Nous vîmes ensuite les Zaleucus, les Thalès, les Anaximandre, et tous les sages qui avaient cherché la vérité et pratiqué la vertu. Quand nous fûmes à Socrate, je le reconnus bien vite à son nez épaté[2].

« Eh bien, lui dis-je, vous voilà donc au nombre des confidents du Très-Haut ! Tous les habitants de l’Europe, excepté les Turcs et les Tartares de Crimée, qui ne savent rien, prononcent votre nom avec respect. On le révère, on l’aime, ce grand nom, au point qu’on a voulu savoir ceux de vos persécuteurs. On connaît Mélitus et Anitus à cause de vous, comme on connaît Ravaillac à cause de Henri IV ; mais je ne connais que ce nom d’Anitus ; je ne sais pas précisément quel était ce scélérat par qui vous fûtes calomnié, et qui vint à bout de vous faire condamner à la ciguë.

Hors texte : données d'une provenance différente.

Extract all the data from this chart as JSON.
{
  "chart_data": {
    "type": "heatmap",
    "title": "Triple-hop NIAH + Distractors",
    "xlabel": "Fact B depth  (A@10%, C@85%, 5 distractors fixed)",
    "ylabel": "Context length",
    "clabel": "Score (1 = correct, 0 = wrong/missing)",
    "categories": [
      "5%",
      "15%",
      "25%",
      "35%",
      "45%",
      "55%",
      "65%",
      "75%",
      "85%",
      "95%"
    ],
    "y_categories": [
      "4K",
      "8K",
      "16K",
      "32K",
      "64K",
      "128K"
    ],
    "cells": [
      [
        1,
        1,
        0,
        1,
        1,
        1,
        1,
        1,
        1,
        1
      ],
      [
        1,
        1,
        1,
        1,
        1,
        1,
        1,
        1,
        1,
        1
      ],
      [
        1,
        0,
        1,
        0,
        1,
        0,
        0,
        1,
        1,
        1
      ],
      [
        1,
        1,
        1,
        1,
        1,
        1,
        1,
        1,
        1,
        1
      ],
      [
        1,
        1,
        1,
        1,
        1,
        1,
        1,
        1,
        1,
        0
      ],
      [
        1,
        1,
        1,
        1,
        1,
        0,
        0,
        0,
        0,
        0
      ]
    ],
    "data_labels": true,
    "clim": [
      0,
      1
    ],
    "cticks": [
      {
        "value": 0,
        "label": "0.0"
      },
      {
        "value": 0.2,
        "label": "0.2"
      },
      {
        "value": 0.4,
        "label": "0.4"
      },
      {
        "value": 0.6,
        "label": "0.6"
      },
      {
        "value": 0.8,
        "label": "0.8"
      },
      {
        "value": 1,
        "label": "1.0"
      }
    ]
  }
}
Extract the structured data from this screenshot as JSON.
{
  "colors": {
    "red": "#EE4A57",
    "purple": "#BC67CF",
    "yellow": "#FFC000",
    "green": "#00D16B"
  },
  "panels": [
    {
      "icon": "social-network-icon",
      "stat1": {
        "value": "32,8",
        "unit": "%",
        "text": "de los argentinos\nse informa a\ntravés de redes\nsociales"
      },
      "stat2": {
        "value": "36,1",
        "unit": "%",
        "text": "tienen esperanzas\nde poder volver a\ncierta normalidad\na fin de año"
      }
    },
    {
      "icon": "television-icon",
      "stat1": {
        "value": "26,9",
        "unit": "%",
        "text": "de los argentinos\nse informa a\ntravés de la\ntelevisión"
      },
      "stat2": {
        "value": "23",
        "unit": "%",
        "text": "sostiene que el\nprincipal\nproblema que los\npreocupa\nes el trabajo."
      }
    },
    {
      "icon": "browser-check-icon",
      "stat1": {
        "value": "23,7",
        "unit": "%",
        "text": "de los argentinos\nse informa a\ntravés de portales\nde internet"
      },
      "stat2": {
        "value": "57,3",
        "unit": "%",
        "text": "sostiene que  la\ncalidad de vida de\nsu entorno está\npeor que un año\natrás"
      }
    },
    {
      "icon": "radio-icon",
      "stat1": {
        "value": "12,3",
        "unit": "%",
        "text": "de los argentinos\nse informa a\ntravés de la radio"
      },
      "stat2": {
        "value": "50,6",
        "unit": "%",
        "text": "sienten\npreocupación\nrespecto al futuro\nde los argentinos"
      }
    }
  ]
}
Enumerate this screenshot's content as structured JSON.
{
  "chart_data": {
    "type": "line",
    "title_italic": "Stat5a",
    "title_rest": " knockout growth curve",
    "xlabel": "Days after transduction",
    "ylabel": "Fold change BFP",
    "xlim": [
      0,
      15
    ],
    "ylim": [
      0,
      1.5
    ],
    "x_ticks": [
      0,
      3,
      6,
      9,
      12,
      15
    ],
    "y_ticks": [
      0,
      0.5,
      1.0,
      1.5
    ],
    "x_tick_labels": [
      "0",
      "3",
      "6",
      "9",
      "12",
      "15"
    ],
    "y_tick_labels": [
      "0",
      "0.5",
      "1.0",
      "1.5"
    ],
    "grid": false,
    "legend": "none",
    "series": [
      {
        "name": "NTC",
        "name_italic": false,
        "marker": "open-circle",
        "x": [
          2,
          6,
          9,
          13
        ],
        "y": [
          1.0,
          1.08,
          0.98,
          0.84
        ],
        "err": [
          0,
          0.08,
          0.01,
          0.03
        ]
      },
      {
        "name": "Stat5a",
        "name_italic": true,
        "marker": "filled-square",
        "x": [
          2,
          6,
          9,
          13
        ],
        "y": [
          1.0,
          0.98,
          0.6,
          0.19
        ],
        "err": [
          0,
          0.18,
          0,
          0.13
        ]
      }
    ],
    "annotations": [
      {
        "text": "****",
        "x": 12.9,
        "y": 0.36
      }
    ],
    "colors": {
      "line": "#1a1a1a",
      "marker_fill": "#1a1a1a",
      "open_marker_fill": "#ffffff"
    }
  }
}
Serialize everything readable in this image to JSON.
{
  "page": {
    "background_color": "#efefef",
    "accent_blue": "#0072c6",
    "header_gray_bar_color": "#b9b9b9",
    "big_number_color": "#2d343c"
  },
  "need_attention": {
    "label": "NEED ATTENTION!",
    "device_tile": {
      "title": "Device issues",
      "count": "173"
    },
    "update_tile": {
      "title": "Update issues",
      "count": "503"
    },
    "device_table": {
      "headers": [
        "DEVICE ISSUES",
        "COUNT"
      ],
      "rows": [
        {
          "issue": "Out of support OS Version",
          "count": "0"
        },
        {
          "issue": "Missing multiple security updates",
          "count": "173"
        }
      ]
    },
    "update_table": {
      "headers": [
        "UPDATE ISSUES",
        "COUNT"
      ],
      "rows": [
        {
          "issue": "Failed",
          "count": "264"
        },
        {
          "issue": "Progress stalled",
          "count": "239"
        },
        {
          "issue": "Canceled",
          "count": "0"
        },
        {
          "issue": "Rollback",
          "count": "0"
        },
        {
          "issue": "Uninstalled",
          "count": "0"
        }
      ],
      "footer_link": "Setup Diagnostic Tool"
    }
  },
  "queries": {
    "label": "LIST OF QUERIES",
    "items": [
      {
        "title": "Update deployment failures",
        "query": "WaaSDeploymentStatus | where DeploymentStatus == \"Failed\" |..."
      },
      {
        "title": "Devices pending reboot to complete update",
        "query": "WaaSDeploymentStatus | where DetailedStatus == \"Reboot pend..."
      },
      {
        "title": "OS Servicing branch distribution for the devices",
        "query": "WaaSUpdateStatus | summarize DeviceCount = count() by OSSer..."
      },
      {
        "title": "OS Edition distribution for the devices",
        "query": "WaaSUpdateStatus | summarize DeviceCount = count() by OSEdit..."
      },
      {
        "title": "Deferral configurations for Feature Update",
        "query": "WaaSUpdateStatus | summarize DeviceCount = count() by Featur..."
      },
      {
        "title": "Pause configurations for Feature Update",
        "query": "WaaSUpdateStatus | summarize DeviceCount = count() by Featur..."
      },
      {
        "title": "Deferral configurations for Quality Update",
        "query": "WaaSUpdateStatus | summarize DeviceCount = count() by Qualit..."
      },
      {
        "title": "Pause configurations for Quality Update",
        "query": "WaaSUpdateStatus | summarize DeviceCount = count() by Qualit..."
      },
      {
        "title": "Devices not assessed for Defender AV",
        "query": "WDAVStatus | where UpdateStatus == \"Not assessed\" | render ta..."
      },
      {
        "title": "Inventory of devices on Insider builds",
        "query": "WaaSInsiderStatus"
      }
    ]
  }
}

— Je n’ai jamais pensé à cet homme depuis mon aventure, me répondit Socrate ; mais puisque vous m’en faites souvenir, je le plains beaucoup. C’était un méchant prêtre qui faisait secrètement un commerce de cuirs, négoce réputé honteux parmi nous. Il envoya ses deux enfants dans mon école. Les autres disciples leur reprochèrent leur père le corroyeur ; ils furent obligés de sortir. Le père, irrité, n’eut point de cesse qu’il n’eût ameuté contre moi tous les prêtres et tous les sophistes. On persuada au conseil des cinq cents que j’étais un impie qui ne croyait pas que la Lune, Mercure et Mars, fussent des dieux. En effet, je pensais comme à présent qu’il n’y a qu’un Dieu, maître de toute la nature. Les juges me livrèrent à l’empoisonneur de la république ; il accourcit ma vie de quelques jours : je mourus tranquillement à l’âge de soixante et dix ans ; et depuis ce temps-là

  1. Les préceptes de Zoroastre sont appelés portes, et sont au nombre de cent. (Note de Voltaire.)
  2. Voyez Xénophon. (Note de Voltaire.) — Dans le Banquet de Xénophon, chapitre v, § 6, c’est Socrate lui-même qui dit qu’il a les narines ouvertes, relevées, le nez camus. (B.)